Performance explanation
Based on transaction prices, the fund's return was 1.42%. This month, the Euro Aggregate Corporate Bond Index posted a return of 1.72% (in euro terms), with excess returns at 0.52%. The yields on underlying government securities narrowed over the period, including a 20-basis-point decline in German 10-year yields, which reached 2.30% by the end of the month. Additionally, the index's credit spread rallied by 9 basis points to finish at 110 basis points. The underlying portfolio performed neutral to its benchmark index before fees. Relative performance is attributed to beta positioning and issuer selection, in line with our investment process. The beta contribution was neutral due to our beta being close to 1 throughout the month. As a result, close to neutral performance was achieved from our issuer selection.

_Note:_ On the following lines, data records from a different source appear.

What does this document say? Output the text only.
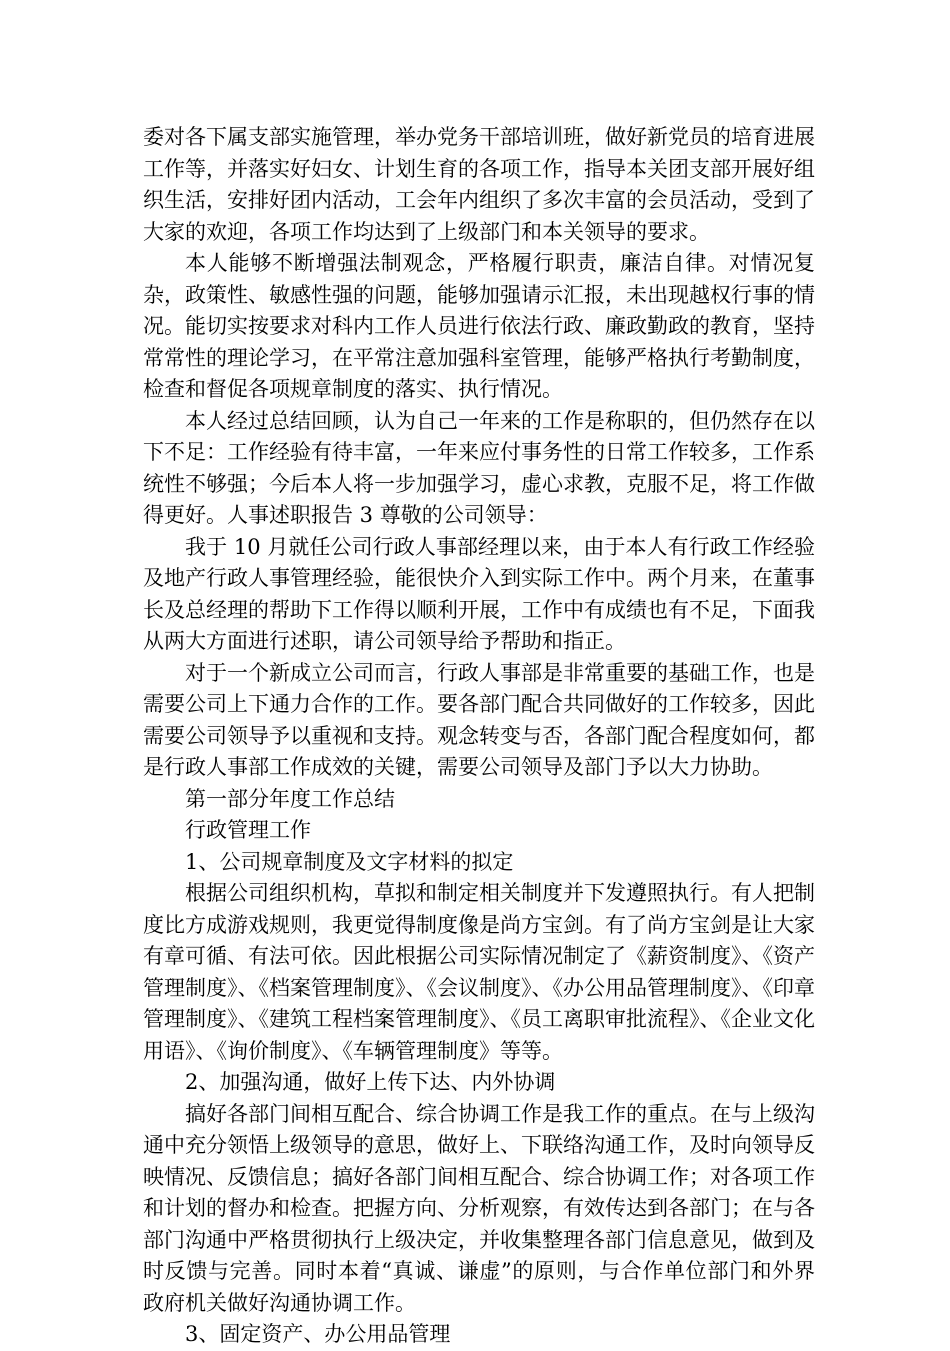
委对各下属支部实施管理，举办党务干部培训班，做好新党员的培育进展工作等，并落实好妇女、计划生育的各项工作，指导本关团支部开展好组织生活，安排好团内活动，工会年内组织了多次丰富的会员活动，受到了大家的欢迎，各项工作均达到了上级部门和本关领导的要求。

本人能够不断增强法制观念，严格履行职责，廉洁自律。对情况复杂，政策性、敏感性强的问题，能够加强请示汇报，未出现越权行事的情况。能切实按要求对科内工作人员进行依法行政、廉政勤政的教育，坚持常常性的理论学习，在平常注意加强科室管理，能够严格执行考勤制度，检查和督促各项规章制度的落实、执行情况。

本人经过总结回顾，认为自己一年来的工作是称职的，但仍然存在以下不足：工作经验有待丰富，一年来应付事务性的日常工作较多，工作系统性不够强；今后本人将一步加强学习，虚心求教，克服不足，将工作做得更好。人事述职报告 3 尊敬的公司领导：

我于 10 月就任公司行政人事部经理以来，由于本人有行政工作经验及地产行政人事管理经验，能很快介入到实际工作中。两个月来，在董事长及总经理的帮助下工作得以顺利开展，工作中有成绩也有不足，下面我从两大方面进行述职，请公司领导给予帮助和指正。

对于一个新成立公司而言，行政人事部是非常重要的基础工作，也是需要公司上下通力合作的工作。要各部门配合共同做好的工作较多，因此需要公司领导予以重视和支持。观念转变与否，各部门配合程度如何，都是行政人事部工作成效的关键，需要公司领导及部门予以大力协助。

第一部分年度工作总结

行政管理工作

1、公司规章制度及文字材料的拟定

根据公司组织机构，草拟和制定相关制度并下发遵照执行。有人把制度比方成游戏规则，我更觉得制度像是尚方宝剑。有了尚方宝剑是让大家有章可循、有法可依。因此根据公司实际情况制定了《薪资制度》、《资产管理制度》、《档案管理制度》、《会议制度》、《办公用品管理制度》、《印章管理制度》、《建筑工程档案管理制度》、《员工离职审批流程》、《企业文化用语》、《询价制度》、《车辆管理制度》等等。

2、加强沟通，做好上传下达、内外协调

搞好各部门间相互配合、综合协调工作是我工作的重点。在与上级沟通中充分领悟上级领导的意思，做好上、下联络沟通工作，及时向领导反映情况、反馈信息；搞好各部门间相互配合、综合协调工作；对各项工作和计划的督办和检查。把握方向、分析观察，有效传达到各部门；在与各部门沟通中严格贯彻执行上级决定，并收集整理各部门信息意见，做到及时反馈与完善。同时本着“真诚、谦虚”的原则，与合作单位部门和外界政府机关做好沟通协调工作。

3、固定资产、办公用品管理
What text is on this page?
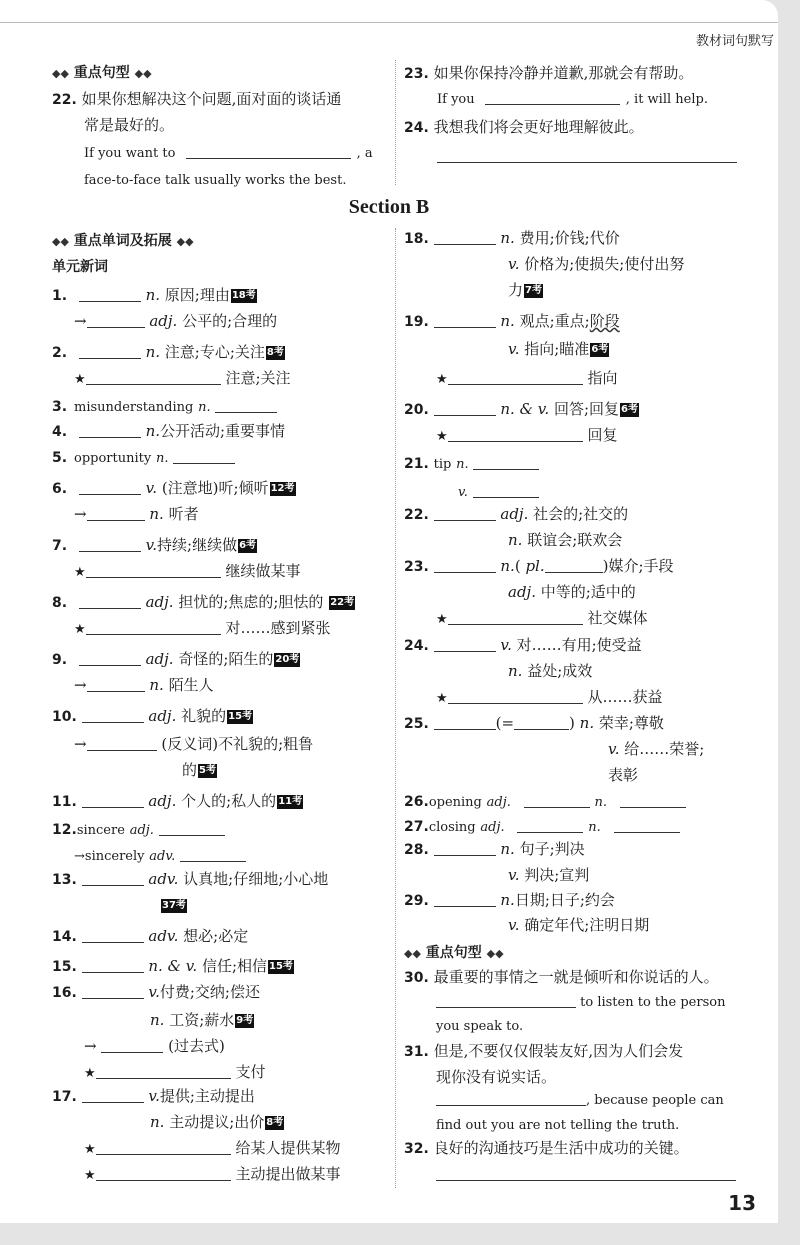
教材词句默写
◆◆ 重点句型 ◆◆
22. 如果你想解决这个问题,面对面的谈话通
常是最好的。
If you want to	, a
face-to-face talk usually works the best.
23. 如果你保持冷静并道歉,那就会有帮助。
If you	, it will help.
24. 我想我们将会更好地理解彼此。
Section B
◆◆ 重点单词及拓展 ◆◆
单元新词
1.	n. 原因;理由 18考
→	adj. 公平的;合理的
2.	n. 注意;专心;关注 8考
★	注意;关注
3. misunderstanding n.
4.	n.公开活动;重要事情
5. opportunity n.
6.	v. (注意地)听;倾听 12考
→	n. 听者
7.	v.持续;继续做 6考
★	继续做某事
8.	adj. 担忧的;焦虑的;胆怯的 22考
★	对……感到紧张
9.	adj. 奇怪的;陌生的 20考
→	n. 陌生人
10.	adj. 礼貌的 15考
→	(反义词)不礼貌的;粗鲁
的 5考
11.	adj. 个人的;私人的 11考
12.sincere adj.
→sincerely adv.
13.	adv. 认真地;仔细地;小心地
37考
14.	adv. 想必;必定
15.	n. & v. 信任;相信 15考
16.	v.付费;交纳;偿还
n. 工资;薪水 9考
→	(过去式)
★	支付
17.	v.提供;主动提出
n. 主动提议;出价 8考
★	给某人提供某物
★	主动提出做某事
18.	n. 费用;价钱;代价
v. 价格为;使损失;使付出努
力 7考
19.	n. 观点;重点;阶段
v. 指向;瞄准 6考
★	指向
20.	n. & v. 回答;回复 6考
★	回复
21. tip n.
v.
22.	adj. 社会的;社交的
n. 联谊会;联欢会
23.	n.( pl.	)媒介;手段
adj. 中等的;适中的
★	社交媒体
24.	v. 对……有用;使受益
n. 益处;成效
★	从……获益
25.	(=	) n. 荣幸;尊敬
v. 给……荣誉;
表彰
26.opening adj.	n.
27.closing adj.	n.
28.	n. 句子;判决
v. 判决;宣判
29.	n.日期;日子;约会
v. 确定年代;注明日期
◆◆ 重点句型 ◆◆
30. 最重要的事情之一就是倾听和你说话的人。
to listen to the person
you speak to.
31. 但是,不要仅仅假装友好,因为人们会发
现你没有说实话。
, because people can
find out you are not telling the truth.
32. 良好的沟通技巧是生活中成功的关键。
13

Expectation of fund manager
Jan Willem de Moor
Peter Kwaak
For IG portfolios, we target a small overweight position in terms of risk relative to the benchmark. We maintain an overweight in the banking sector, given strong fundamentals combined with superior relative valuation. Recent developments in Europe may well lead to underperformance in the French banks in the near term, but we see little reason for this to ultimately evolve into something truly systemic. We believe we will derive outperformance from deep research-driven name selection opportunities in the near term, as opposed to beta management. We intend to maintain a conservative stance regarding overall risk in portfolios. Recency bias is a powerful thing and we have seen numerous episodes in the past 20 years where investors become too comfortable with the idea that low volatility and unattractive valuation can persist indefinitely. It rarely does. By employing a patient and disciplined approach, we will be in a strong position to capture more compelling opportunities as they arise.
Important information
Past performance is no indication of current or future performance. This is not a buy, sell or hold recommendation for any particular security. No representation is made that these examples are past or current recommendations, that they should be bought or sold, nor whether they were successful or not.
Any opinion or estimate contained in this website is made on a general basis and is not to be relied on by the reader as advice. Robeco reserves the right to make changes and corrections to its opinions expressed here, this website and the associated materials and links at any time, without notice.